Section 2.9 of Shneiderman is a salutary flame about agents, emphasizing the problem of responsibility. I think Shneiderman's position is argued much more effectively here than in the Scientific American interview; we will also read a piece by Lanier on this same topic, which has given rise to ongoing debates in the HCI community.
Box 2.2 on page 84, comparing humans and machines, is fun. I would like to emphasize the following sentence from page 85, which occurs in the context of air traffic control, but which applies equally well to many other domains, such as nuclear reactor control, and the so called Star Wars missile defense system:
In short, real-world situations are so complex that it is impossible to anticipate and program for every contingency; human judgement and values are necessary in the decision-making process.Much more along these lines can be found in the important book Normal Accidents, by Charles Perrow.

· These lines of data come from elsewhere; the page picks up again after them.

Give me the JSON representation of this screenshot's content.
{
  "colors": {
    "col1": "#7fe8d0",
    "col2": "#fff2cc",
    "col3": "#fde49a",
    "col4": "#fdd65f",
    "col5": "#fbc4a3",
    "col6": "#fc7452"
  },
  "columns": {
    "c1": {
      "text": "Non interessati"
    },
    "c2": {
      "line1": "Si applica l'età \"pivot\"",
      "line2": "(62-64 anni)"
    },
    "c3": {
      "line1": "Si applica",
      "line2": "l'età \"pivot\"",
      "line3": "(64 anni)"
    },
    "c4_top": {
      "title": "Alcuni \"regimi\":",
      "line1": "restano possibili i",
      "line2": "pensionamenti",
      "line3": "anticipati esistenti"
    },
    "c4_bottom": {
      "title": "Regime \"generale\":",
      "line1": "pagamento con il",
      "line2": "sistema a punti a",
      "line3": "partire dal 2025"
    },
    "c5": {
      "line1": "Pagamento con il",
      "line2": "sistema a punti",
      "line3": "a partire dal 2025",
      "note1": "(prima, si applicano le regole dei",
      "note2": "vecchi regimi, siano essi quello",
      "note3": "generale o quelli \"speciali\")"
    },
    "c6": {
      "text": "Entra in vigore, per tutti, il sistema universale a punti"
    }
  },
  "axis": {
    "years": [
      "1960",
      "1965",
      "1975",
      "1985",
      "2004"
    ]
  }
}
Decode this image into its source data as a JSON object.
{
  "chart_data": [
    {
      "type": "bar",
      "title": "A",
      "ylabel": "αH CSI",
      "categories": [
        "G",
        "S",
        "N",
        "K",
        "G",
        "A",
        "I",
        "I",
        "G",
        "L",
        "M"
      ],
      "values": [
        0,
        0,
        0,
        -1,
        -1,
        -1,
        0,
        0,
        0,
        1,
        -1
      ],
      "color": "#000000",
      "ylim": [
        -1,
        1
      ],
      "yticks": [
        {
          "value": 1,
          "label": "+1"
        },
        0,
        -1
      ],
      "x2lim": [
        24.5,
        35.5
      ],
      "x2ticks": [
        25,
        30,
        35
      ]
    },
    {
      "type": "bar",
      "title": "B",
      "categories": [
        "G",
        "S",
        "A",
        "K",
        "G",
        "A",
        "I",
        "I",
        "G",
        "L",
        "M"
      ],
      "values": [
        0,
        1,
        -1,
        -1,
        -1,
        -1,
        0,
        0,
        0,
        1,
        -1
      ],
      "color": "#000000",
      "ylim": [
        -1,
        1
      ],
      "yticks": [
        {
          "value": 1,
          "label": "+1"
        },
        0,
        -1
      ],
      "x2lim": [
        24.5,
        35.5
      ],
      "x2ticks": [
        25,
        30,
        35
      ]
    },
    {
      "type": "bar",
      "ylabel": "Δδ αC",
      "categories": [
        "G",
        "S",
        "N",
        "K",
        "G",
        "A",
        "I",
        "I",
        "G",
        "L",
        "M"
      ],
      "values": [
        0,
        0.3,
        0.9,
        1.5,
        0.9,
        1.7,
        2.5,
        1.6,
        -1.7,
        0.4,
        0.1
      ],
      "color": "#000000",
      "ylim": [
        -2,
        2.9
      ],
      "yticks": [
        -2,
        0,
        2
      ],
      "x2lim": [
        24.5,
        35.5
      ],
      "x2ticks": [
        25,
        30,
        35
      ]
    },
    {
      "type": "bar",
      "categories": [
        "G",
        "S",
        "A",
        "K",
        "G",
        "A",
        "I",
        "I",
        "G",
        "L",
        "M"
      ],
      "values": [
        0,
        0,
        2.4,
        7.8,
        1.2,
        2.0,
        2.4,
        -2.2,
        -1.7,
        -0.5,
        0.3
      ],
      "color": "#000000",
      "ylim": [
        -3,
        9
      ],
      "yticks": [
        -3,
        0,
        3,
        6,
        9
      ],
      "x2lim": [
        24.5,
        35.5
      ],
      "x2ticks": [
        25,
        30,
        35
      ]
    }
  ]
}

Another sentence on page 85 says: "The entire system must be designed and tested, not only for normal situations, but also for as wide a range of anomalous situations as can be anticipated." This also is related to the theory of "normal accidents" propularized by Perrow in his book of the same title. A related sentence from page 89 says: "Extensive testing and iterative refinement are necessary parts of every development project". It's amazing how often engineers think they can get things right the first time - and then end up wasting a lot of time as a result.
"User participation" can be difficult, frustrating and even misleading, but it is usually essential. In particular, various prototyping techniques can be used to get user feedback very early in the design or even requirements phase of a project. This is one place where social issues can enter in an obvious and significant way. An important point is that asking users why they do something often does not work: much of user knowledge is tacit rather than explicit; moreover, users often have not previously thought about issues that designers want to raise, and even if they have, they may have a biased, incomplete, or even mistaken point of view.
Three of the most important general lessons from chapters 1 and 2 may be: that good design is much too difficult to be subsumed by any simple guidelines or theories; that design is at least as much an art as a science; and that design is much more important than is often acknowledged. Shneiderman's summary for practitioners (section 2.10, page 89) is very good, but his agenda for researchers (section 2.11, page 90) calls for projects that seem to have an overly reductionist flavor; moreover, his phrasing appears to indicate that he somewhat doubts the value of the cognitivist research that is reported in his section 2.2.
A much better treatment of similar material can be found in the Yale Style Manual; indeed, its detail and precision make it perhaps the best general style manual available on the web.